Cloudflare vient de faire un move discret qui va changer l’architecture de pas mal de projets Workers. Depuis avril 2026, tu peux envoyer des courriels directement depuis un Worker, sans passer par SendGrid, Resend ou Mailgun. Natif. Dans l’écosystème. Sans clé API tierce à gérer. Si tu construis des agents IA déployés à la périphérie, lis ça attentivement. Ce que tu vas apprendre:

  • Ce que le Cloudflare Email Service change concrètement dans l’architecture d’un agent IA Workers
  • Comment fonctionne la tarification réelle et à quel volume ça devient avantageux
  • Les limites honnêtes d’une bêta publique à ne pas ignorer
  • La comparaison côte à côte avec Resend, SendGrid et Mailgun
  • Comment activer la bêta et les premiers pas concrets

Ce qui s’est passé

Cloudflare a lancé en bêta publique, en avril 2026, un service natif d’envoi de courriels pour Workers. L’annonce est passée relativement sous le radar, coincée entre les nouvelles sur les modèles IA, mais elle mérite attention. C’est la pièce manquante de l’écosystème Workers pour quiconque bâtit des flux d’automatisation ou des agents autonomes. Concrètement: tu ajoutes une dépendance SDK (disponible en TypeScript, Python et Go), tu configures ton domaine dans le tableau de bord Cloudflare, et ton Worker peut envoyer des courriels dans le même appel que le reste de ta logique métier. Pas de requête HTTP vers un service externe, pas de gestion de webhook de statut depuis un tiers, pas d’un autre compte à maintenir en vie.

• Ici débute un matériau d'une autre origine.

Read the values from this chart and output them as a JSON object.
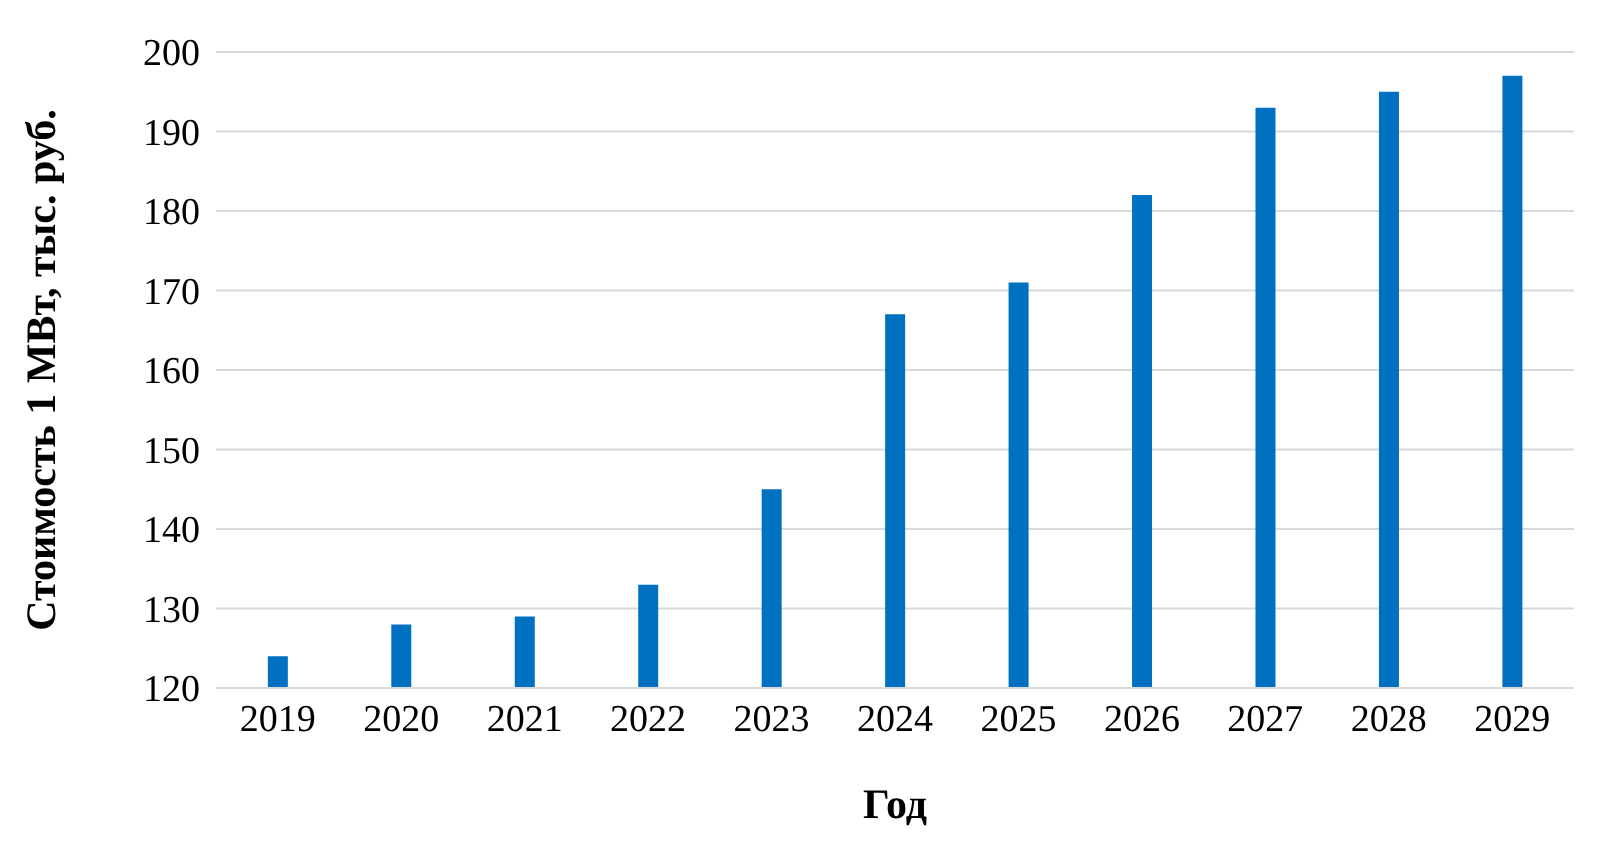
{
  "chart_data": {
    "type": "bar",
    "xlabel": "Год",
    "ylabel": "Стоимость 1 МВт, тыс. руб.",
    "categories": [
      "2019",
      "2020",
      "2021",
      "2022",
      "2023",
      "2024",
      "2025",
      "2026",
      "2027",
      "2028",
      "2029"
    ],
    "values": [
      124,
      128,
      129,
      133,
      145,
      167,
      171,
      182,
      193,
      195,
      197
    ],
    "color": "#0070c0",
    "ylim": [
      120,
      200
    ],
    "yticks": [
      120,
      130,
      140,
      150,
      160,
      170,
      180,
      190,
      200
    ],
    "grid": "y"
  }
}
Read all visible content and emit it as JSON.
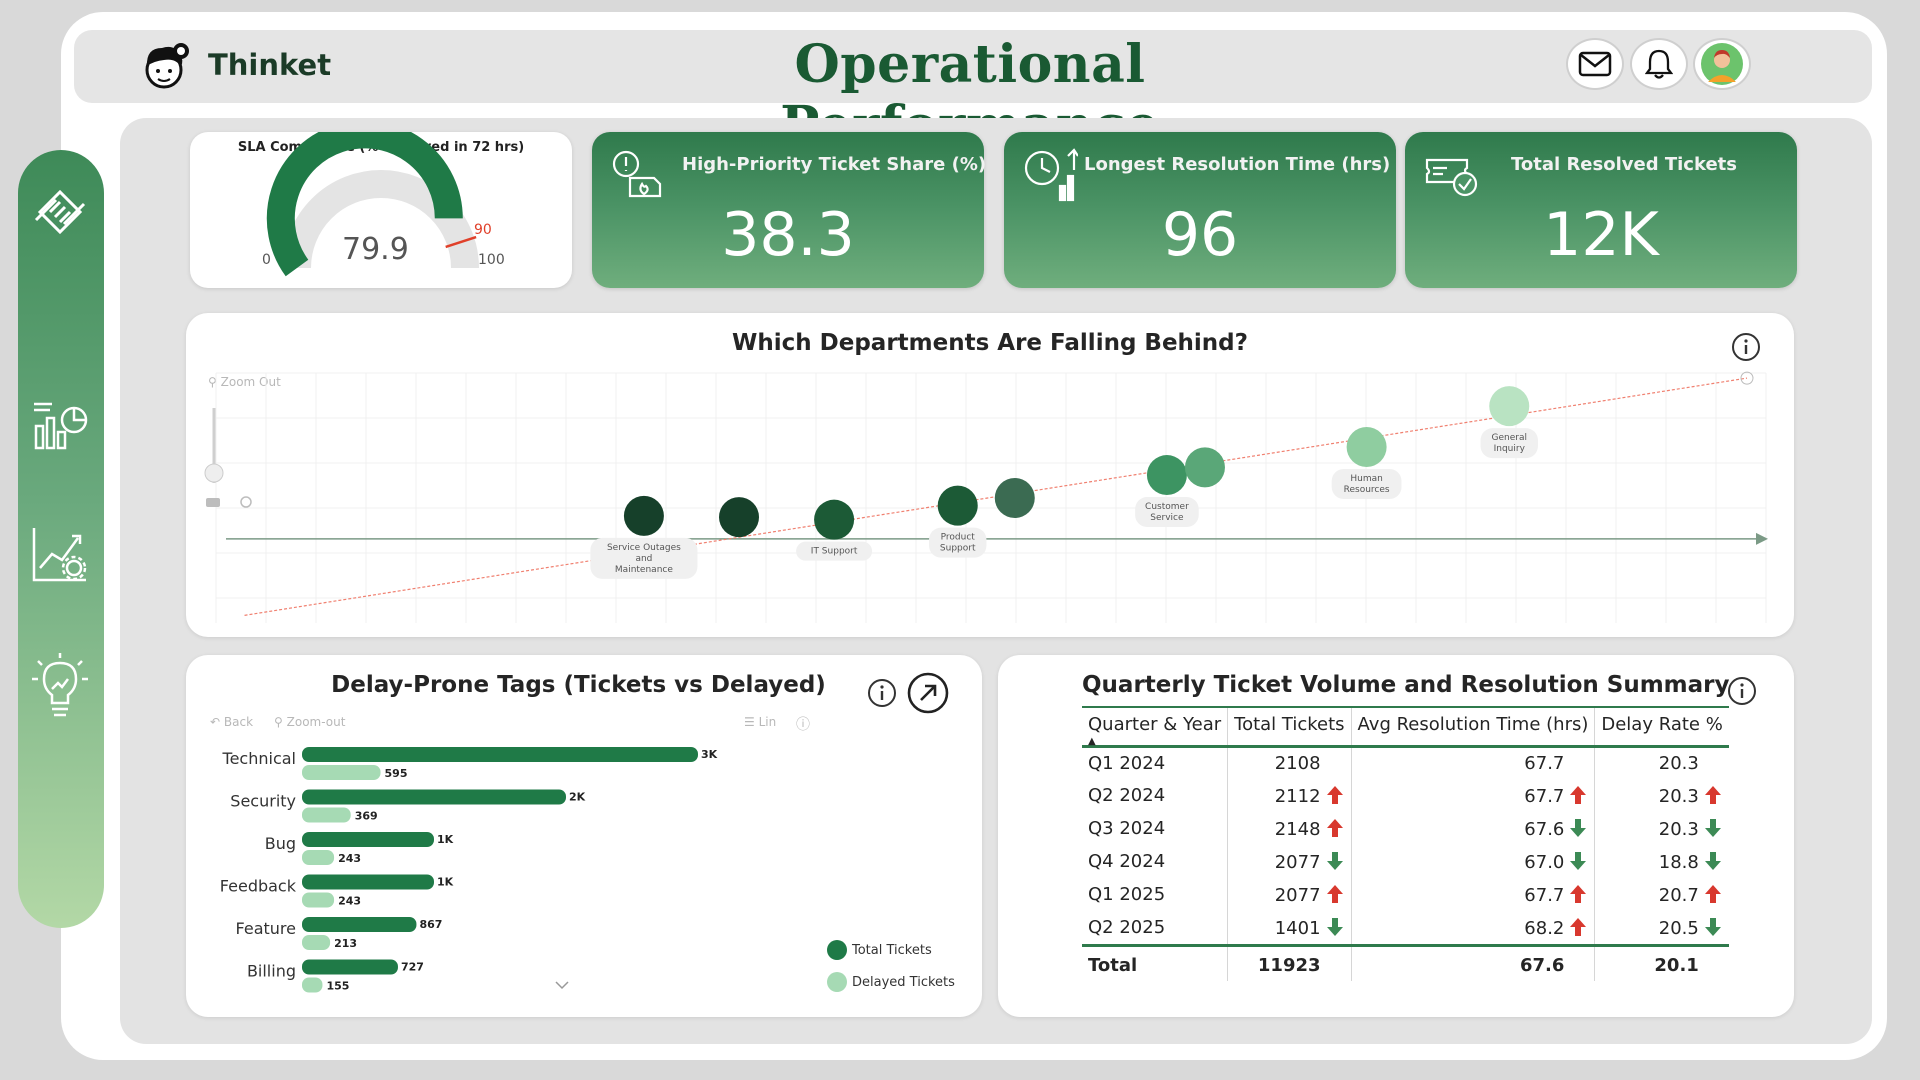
{
  "header": {
    "brand": "Thinket",
    "title": "Operational Performance",
    "icons": [
      "mail-icon",
      "bell-icon",
      "avatar"
    ]
  },
  "sidebar": {
    "items": [
      "tickets-icon",
      "charts-icon",
      "analytics-settings-icon",
      "insights-bulb-icon"
    ]
  },
  "gauge": {
    "title": "SLA Compliance (% Resolved in 72 hrs)",
    "value": 79.9,
    "value_label": "79.9",
    "min_label": "0",
    "max_label": "100",
    "target_label": "90",
    "min": 0,
    "max": 100,
    "target": 90
  },
  "kpis": [
    {
      "label": "High-Priority Ticket Share (%)",
      "value": "38.3",
      "icon": "priority-alert-icon"
    },
    {
      "label": "Longest Resolution Time (hrs)",
      "value": "96",
      "icon": "clock-chart-icon"
    },
    {
      "label": "Total Resolved Tickets",
      "value": "12K",
      "icon": "resolved-ticket-icon"
    }
  ],
  "scatter_card": {
    "title": "Which Departments Are Falling Behind?",
    "zoom_out": "Zoom Out"
  },
  "bar_card": {
    "title": "Delay-Prone Tags (Tickets vs Delayed)",
    "back": "Back",
    "zoom_out": "Zoom-out",
    "lin": "Lin"
  },
  "table_card": {
    "title": "Quarterly Ticket Volume and Resolution Summary",
    "columns": [
      "Quarter & Year",
      "Total Tickets",
      "Avg Resolution Time (hrs)",
      "Delay Rate %"
    ],
    "rows": [
      {
        "q": "Q1 2024",
        "t": "2108",
        "ta": "",
        "r": "67.7",
        "ra": "",
        "d": "20.3",
        "da": ""
      },
      {
        "q": "Q2 2024",
        "t": "2112",
        "ta": "up",
        "r": "67.7",
        "ra": "up",
        "d": "20.3",
        "da": "up"
      },
      {
        "q": "Q3 2024",
        "t": "2148",
        "ta": "up",
        "r": "67.6",
        "ra": "down",
        "d": "20.3",
        "da": "down"
      },
      {
        "q": "Q4 2024",
        "t": "2077",
        "ta": "down",
        "r": "67.0",
        "ra": "down",
        "d": "18.8",
        "da": "down"
      },
      {
        "q": "Q1 2025",
        "t": "2077",
        "ta": "up",
        "r": "67.7",
        "ra": "up",
        "d": "20.7",
        "da": "up"
      },
      {
        "q": "Q2 2025",
        "t": "1401",
        "ta": "down",
        "r": "68.2",
        "ra": "up",
        "d": "20.5",
        "da": "down"
      }
    ],
    "total": {
      "q": "Total",
      "t": "11923",
      "r": "67.6",
      "d": "20.1"
    }
  },
  "colors": {
    "dark_green": "#1f7a47",
    "light_green": "#a6dab4",
    "up_arrow": "#d8382e",
    "down_arrow": "#3c8a55"
  },
  "chart_data": [
    {
      "type": "scatter",
      "title": "Which Departments Are Falling Behind?",
      "points": [
        {
          "label": "Service Outages and Maintenance",
          "x": 1,
          "y": 0.9,
          "shade": "#16402a"
        },
        {
          "label": "",
          "x": 2,
          "y": 0.85,
          "shade": "#16402a"
        },
        {
          "label": "IT Support",
          "x": 3,
          "y": 0.75,
          "shade": "#1c5a36"
        },
        {
          "label": "Product Support",
          "x": 4.3,
          "y": 1.3,
          "shade": "#1c5a36"
        },
        {
          "label": "",
          "x": 4.9,
          "y": 1.6,
          "shade": "#3b6b52"
        },
        {
          "label": "Customer Service",
          "x": 6.5,
          "y": 2.5,
          "shade": "#3d9462"
        },
        {
          "label": "",
          "x": 6.9,
          "y": 2.8,
          "shade": "#5aa778"
        },
        {
          "label": "Human Resources",
          "x": 8.6,
          "y": 3.6,
          "shade": "#8fcda0"
        },
        {
          "label": "General Inquiry",
          "x": 10.1,
          "y": 5.2,
          "shade": "#b9e3c2"
        }
      ],
      "trendline": true,
      "grid": true
    },
    {
      "type": "bar",
      "title": "Delay-Prone Tags (Tickets vs Delayed)",
      "categories": [
        "Technical",
        "Security",
        "Bug",
        "Feedback",
        "Feature",
        "Billing"
      ],
      "series": [
        {
          "name": "Total Tickets",
          "values": [
            3000,
            2000,
            1000,
            1000,
            867,
            727
          ],
          "labels": [
            "3K",
            "2K",
            "1K",
            "1K",
            "867",
            "727"
          ]
        },
        {
          "name": "Delayed Tickets",
          "values": [
            595,
            369,
            243,
            243,
            213,
            155
          ],
          "labels": [
            "595",
            "369",
            "243",
            "243",
            "213",
            "155"
          ]
        }
      ],
      "legend": "bottom-right"
    }
  ]
}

Diagramme comparant deux architectures d'envoi de courriel depuis un Worker Cloudflare : une flèche interne ambrée vers Email Service natif, une flèche externe grise pointillée vers Resend ou SendGrid.
Deux topologies pour un même geste. En haut, le Worker appelle env.EMAIL.send() via un binding interne à Cloudflare, sans clé API tierce, à 0,35 $/1k. En bas, l'ancien schéma : un fetch HTTPS sort du périmètre vers Resend ou SendGrid, avec la latence, le secret et le coût qui vont avec.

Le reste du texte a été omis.